Etowah River drowning victim was Paulding County student

A trip from Paulding County to the Etowah River to go swimming took a tragic turn Tuesday when a 17-year-old high school student became swept up in the currents, was pulled under the water and drowned, officials said.

The victim was identified as Sergio Cadenas of Dallas, Ga., Bartow County EMS spokesman Brad Cothran said Wednesday.

Cothran said Cadenas and two friends were swimming in the Etowah River Tuesday afternoon when they decided to swim out to several large, concrete pillars in the middle of the waterway that hold up raised train tracks. They were in Cartersville near Old River Road and Highway 293.

The pillars have metals rungs on the side; the group was hoping to climb up them and eventually jump off into the river, the friends said.

“Halfway out, [Cadenas] started struggling and went under,” Cothran said. “The current had already moved him some.”

Cadenas came up once, struggling for air — before being swept under once again, Cothran said.

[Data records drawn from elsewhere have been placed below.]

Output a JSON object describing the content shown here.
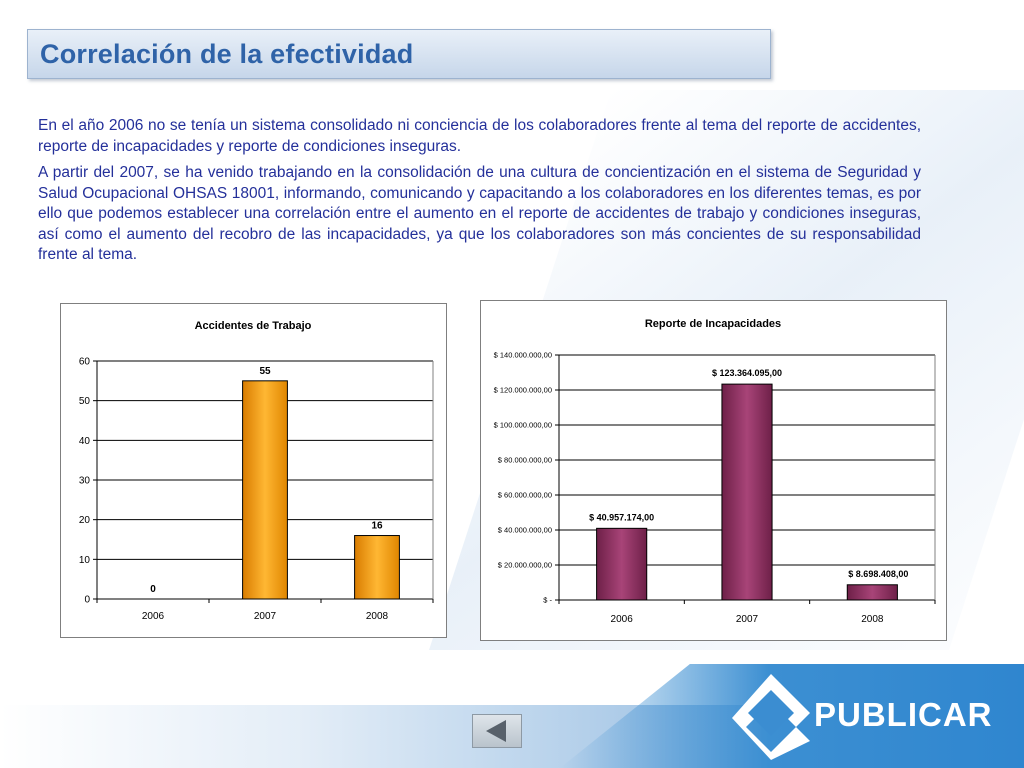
{
  "slide": {
    "title": "Correlación de la efectividad",
    "paragraphs": [
      "En el año 2006 no se tenía un sistema consolidado ni conciencia de los colaboradores frente al tema del reporte de accidentes, reporte de incapacidades y reporte de condiciones inseguras.",
      "A partir del 2007, se ha venido trabajando en la consolidación de una cultura de concientización en el sistema de Seguridad y Salud Ocupacional OHSAS 18001, informando, comunicando y capacitando a los colaboradores en los diferentes temas, es por ello que podemos establecer una correlación entre el aumento en el reporte de accidentes de trabajo y condiciones inseguras, así como el aumento del recobro de las incapacidades, ya que los colaboradores son más concientes de su responsabilidad frente al tema."
    ]
  },
  "logo": {
    "text": "PUBLICAR",
    "icon": "publicar-logo-icon"
  },
  "nav": {
    "back_icon": "back-arrow-icon"
  },
  "colors": {
    "title": "#2f63a8",
    "body_text": "#24309a",
    "bar_orange": "#f59a0c",
    "bar_maroon": "#8b2f5e"
  },
  "chart_data": [
    {
      "type": "bar",
      "title": "Accidentes de Trabajo",
      "categories": [
        "2006",
        "2007",
        "2008"
      ],
      "values": [
        0,
        55,
        16
      ],
      "data_labels": [
        "0",
        "55",
        "16"
      ],
      "ylim": [
        0,
        60
      ],
      "yticks": [
        0,
        10,
        20,
        30,
        40,
        50,
        60
      ],
      "ytick_labels": [
        "0",
        "10",
        "20",
        "30",
        "40",
        "50",
        "60"
      ],
      "xlabel": "",
      "ylabel": "",
      "grid": true,
      "legend": "none"
    },
    {
      "type": "bar",
      "title": "Reporte de Incapacidades",
      "categories": [
        "2006",
        "2007",
        "2008"
      ],
      "values": [
        40957174,
        123364095,
        8698408
      ],
      "data_labels": [
        "$ 40.957.174,00",
        "$ 123.364.095,00",
        "$ 8.698.408,00"
      ],
      "ylim": [
        0,
        140000000
      ],
      "yticks": [
        0,
        20000000,
        40000000,
        60000000,
        80000000,
        100000000,
        120000000,
        140000000
      ],
      "ytick_labels": [
        "$ -",
        "$ 20.000.000,00",
        "$ 40.000.000,00",
        "$ 60.000.000,00",
        "$ 80.000.000,00",
        "$ 100.000.000,00",
        "$ 120.000.000,00",
        "$ 140.000.000,00"
      ],
      "xlabel": "",
      "ylabel": "",
      "grid": true,
      "legend": "none"
    }
  ]
}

“He did not resurface,” he said.

A call for a possible drowning came into emergency services at around 1:30 p.m., and the search for the teen’s body lasted more than two hours. Search boats with sonar detection descended onto the river as the Georgia Department of Natural Resources deployed their helicopter search units, a spokesman said.

By 3:45, Cadenas’ body was recovered, about 300 yards from where he went under.

The Paulding County School District said in a statement that they were “deeply saddened” to hear of Cadenas’ death.

“Our thoughts and prayers are with his family and friends during this difficult time,” the district said.

Cadenas’ family members could not be reached for comment Wednesday. They did not return voicemail messages left at phone numbers listed under their names.

The drowning was the fourth this year in Bartow County. One was in nearby Lake Allatoona, and another two were in personal pools, Cothran said.

It was at least the 23rd drowning this year in the whole state, according to state statistics, although DNR spokesman Mark McKinnon said that figure may be even higher due to possible underreporting by local communities.

No foul play is suspected in Cadenas’ death; rather, Cothran said, the strong currents in the river are most likely to blame.

The area where the teens were swimming is slowly becoming an increasingly popular place for people to swim, Cothran said.

“Usually it’s more of a fishing area,” he said.

It is not illegal to swim in the river. The Etowah River has long been a popular spot for swimming, canoeing and kayaking, Cothran said.